Le changement climatique provoque la fonte accélérée de l’Arctique, ce qui représente une grave menace pour des espèces comme l’ours polaire (Ursus maritimus), dépendant de la glace marine pour chasser et survivre. Avec une population estimée entre 22 000 et 31 000 individus, le Fonds mondial pour la nature (WWF) les classe comme espèce “vulnérable”.
Les projections avertissent qu’en 2050, jusqu’à deux tiers de leur population pourraient disparaître et s’éteindre complètement vers la fin du siècle.
Cependant, une nouvelle étude publiée dans la revue Mobile DNA suggère que certains ours polaires du Groenland subissent des modifications accélérées de leur ADN, ce qui pourrait les aider à s’adapter à des climats plus chauds et à réduire le risque d’extinction.
Adaptations génétiques en temps réel
La recherche, dirigée par Alicia Godden de l’Université d’East Anglia, a analysé les populations du nord-est et du sud-est du Groenland. Tandis que le nord-est présente des températures plus froides et stables, le sud-est connaît des fluctuations significatives et plus de chaleur.
Les scientifiques ont découvert que les ours du sud-est ont subi des modifications dans leurs transposons ou “gènes sauteurs”, qui constituent environ 38% du génome. Ces segments d’ADN peuvent se déplacer et se réinsérer à différents endroits, générant des mutations et des réorganisations génétiques.
“Le climat plus chaud a provoqué une mobilisation massive de ces transposons, modifiant la séquence du génome de l’ours polaire”, a expliqué Godden.
Plus de 1 500 transposons ont montré une activité à la hausse, témoignant d’un processus accéléré d’adaptation génétique.
Transposons: pièces mobiles du génome
Les transposons fonctionnent comme des pièces d’un puzzle qui peuvent se réorganiser, permettant aux animaux de s’adapter à de nouveaux environnements.
Bien que l’évolution génétique soit généralement lente, le stress environnemental peut accélérer ces changements, offrant un avantage adaptatif dans des scénarios de crise climatique.

Changements dans le régime alimentaire et le comportement
En plus des modifications génétiques, les chercheurs ont observé que les ours polaires du sud-est du Groenland ajustent progressivement leur régime alimentaire. Face à la réduction de la glace marine, qui limite la chasse aux phoques, certains individus commencent à consommer des régimes végétaux plus rugueux, disponibles dans les régions chaudes.
Cette découverte suggère que l’espèce ne s’adapte pas seulement au niveau moléculaire, mais aussi dans ses habitudes alimentaires, ce qui pourrait élargir ses possibilités de survie dans un Arctique en mutation.

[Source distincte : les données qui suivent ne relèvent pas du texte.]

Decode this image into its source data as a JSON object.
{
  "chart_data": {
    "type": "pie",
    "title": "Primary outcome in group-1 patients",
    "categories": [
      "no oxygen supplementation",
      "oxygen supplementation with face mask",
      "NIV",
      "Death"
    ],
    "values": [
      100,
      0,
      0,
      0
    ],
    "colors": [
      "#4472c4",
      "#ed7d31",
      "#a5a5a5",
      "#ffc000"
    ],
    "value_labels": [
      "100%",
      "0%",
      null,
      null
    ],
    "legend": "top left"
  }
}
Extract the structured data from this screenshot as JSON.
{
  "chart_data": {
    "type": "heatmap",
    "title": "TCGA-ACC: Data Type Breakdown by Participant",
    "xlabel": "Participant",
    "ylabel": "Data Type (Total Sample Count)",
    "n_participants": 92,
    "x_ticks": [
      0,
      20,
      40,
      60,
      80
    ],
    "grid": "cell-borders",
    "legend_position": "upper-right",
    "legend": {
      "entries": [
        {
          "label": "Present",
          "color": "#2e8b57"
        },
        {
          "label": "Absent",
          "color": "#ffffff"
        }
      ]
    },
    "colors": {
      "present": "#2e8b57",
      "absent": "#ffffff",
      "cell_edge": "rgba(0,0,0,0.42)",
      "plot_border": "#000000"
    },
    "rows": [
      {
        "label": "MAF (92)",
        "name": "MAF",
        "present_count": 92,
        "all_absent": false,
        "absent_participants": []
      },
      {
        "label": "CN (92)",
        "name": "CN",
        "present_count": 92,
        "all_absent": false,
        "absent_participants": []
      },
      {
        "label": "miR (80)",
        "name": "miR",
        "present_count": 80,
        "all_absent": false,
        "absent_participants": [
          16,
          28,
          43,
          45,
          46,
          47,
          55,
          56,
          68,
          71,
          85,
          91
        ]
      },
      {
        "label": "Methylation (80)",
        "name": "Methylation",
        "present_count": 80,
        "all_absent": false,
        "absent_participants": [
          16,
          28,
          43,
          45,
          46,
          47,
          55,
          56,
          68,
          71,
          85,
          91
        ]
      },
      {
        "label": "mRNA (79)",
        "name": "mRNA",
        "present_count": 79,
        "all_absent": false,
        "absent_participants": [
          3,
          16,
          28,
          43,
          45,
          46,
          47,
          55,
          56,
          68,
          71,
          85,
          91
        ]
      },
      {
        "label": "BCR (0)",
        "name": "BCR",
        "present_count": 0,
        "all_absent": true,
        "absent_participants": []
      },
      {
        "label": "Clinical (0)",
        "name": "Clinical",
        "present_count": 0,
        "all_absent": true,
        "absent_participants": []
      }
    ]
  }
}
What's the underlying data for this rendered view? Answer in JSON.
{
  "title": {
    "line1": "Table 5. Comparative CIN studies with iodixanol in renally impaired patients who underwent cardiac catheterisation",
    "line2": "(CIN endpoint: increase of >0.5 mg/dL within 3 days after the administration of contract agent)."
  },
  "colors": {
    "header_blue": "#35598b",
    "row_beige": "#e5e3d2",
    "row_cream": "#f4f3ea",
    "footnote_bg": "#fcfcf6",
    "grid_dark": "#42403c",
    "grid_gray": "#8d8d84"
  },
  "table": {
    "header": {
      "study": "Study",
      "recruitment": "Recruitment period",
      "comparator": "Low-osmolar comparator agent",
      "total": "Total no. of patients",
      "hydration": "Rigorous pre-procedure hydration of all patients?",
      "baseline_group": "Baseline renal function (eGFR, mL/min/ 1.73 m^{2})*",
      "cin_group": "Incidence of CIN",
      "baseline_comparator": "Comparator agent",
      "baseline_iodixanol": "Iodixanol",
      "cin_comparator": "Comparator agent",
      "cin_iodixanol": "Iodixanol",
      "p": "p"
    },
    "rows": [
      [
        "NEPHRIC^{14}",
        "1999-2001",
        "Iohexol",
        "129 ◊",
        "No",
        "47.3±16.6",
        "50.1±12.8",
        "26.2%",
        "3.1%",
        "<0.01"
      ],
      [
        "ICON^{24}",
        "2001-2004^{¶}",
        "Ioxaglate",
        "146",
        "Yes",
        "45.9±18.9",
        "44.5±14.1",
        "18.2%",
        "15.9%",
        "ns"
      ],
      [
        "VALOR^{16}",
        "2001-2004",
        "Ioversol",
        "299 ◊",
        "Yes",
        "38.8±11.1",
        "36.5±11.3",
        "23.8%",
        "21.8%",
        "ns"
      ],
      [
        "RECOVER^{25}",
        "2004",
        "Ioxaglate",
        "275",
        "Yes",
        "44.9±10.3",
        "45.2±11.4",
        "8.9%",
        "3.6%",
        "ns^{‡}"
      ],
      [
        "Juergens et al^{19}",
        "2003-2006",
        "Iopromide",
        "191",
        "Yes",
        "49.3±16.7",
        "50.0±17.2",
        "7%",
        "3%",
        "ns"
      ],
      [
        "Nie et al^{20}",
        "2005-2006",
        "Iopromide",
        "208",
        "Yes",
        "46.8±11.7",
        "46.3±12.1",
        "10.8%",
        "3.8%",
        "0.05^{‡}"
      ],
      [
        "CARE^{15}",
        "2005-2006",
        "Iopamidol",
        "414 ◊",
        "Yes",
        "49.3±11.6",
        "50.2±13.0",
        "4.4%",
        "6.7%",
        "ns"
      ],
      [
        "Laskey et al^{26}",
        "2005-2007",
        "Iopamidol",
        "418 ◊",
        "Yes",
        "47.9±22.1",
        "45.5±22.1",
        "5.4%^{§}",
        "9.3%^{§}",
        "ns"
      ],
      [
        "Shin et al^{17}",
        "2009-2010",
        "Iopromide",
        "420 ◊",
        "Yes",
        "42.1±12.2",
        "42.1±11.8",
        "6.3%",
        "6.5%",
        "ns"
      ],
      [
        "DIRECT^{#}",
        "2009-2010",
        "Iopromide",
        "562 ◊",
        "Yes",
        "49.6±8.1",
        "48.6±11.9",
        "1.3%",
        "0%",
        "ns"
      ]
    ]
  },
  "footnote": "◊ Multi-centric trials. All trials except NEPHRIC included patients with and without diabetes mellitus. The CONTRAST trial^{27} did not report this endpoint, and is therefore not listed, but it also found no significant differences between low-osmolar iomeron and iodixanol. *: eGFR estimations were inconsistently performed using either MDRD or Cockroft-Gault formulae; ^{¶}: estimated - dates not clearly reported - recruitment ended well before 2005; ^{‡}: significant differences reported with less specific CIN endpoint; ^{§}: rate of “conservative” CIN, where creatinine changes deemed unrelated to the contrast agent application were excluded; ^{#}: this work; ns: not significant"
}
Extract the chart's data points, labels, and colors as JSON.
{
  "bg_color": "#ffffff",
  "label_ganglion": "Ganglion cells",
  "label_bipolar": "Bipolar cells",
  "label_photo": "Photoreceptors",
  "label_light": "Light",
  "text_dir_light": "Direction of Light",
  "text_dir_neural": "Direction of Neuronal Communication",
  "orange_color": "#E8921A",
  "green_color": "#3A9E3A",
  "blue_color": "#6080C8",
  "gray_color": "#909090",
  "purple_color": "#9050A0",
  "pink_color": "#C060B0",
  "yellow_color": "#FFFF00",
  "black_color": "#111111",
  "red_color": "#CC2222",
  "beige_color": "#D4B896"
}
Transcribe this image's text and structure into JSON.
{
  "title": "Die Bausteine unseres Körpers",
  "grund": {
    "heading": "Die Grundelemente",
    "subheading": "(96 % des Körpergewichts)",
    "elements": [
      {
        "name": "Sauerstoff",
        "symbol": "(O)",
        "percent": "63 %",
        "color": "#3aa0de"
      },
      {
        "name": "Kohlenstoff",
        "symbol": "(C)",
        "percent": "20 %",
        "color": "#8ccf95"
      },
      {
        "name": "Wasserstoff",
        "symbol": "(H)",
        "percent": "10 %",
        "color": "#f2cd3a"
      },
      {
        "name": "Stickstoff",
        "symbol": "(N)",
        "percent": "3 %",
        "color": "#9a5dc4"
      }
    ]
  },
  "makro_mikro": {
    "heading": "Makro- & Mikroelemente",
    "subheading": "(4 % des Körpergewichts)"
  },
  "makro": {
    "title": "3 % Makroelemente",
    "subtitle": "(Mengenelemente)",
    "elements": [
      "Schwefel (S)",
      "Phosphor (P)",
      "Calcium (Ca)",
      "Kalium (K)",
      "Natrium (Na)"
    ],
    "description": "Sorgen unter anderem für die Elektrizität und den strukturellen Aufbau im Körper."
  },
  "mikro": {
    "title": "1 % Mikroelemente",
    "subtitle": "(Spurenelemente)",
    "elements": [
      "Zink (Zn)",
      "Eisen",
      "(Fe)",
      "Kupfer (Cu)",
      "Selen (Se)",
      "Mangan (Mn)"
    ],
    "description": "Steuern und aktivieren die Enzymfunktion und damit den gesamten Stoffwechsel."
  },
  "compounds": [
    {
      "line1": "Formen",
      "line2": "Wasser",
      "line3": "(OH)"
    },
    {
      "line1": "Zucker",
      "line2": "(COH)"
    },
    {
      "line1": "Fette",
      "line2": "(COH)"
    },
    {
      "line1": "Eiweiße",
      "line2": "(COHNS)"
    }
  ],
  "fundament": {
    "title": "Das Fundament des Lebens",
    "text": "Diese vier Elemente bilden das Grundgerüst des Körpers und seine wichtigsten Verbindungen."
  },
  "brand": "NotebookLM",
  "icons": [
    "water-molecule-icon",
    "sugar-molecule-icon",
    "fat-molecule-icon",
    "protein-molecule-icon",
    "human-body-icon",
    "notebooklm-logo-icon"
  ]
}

Implications pour la conservation
Comprendre ces changements génétiques est crucial pour anticiper comment les ours polaires pourraient survivre dans un monde en réchauffement et quelles populations sont les plus à risque.
- La mobilisation des transposons pourrait devenir un mécanisme d’adaptation rapide.
- La flexibilité alimentaire montre une résilience face à la perte de glace marine.
- Les découvertes offrent de nouveaux outils pour concevoir des stratégies de conservation plus précises.
“Nous avons découvert comment le génome de l’ours polaire s’adapte et réagit, à court terme, au stress environnemental et aux climats plus chauds”, a conclu Godden.
Bien que le recul de la glace reste une menace critique, les ours polaires du sud-est du Groenland montrent des signes d’adaptation génétique accélérée et de changements dans leur régime alimentaire qui pourraient les aider à résister à l’impact du changement climatique. Cette découverte ouvre une fenêtre d’espoir pour la conservation d’une espèce emblématique, mais souligne également l’urgence de réduire les émissions mondiales et de protéger les écosystèmes arctiques.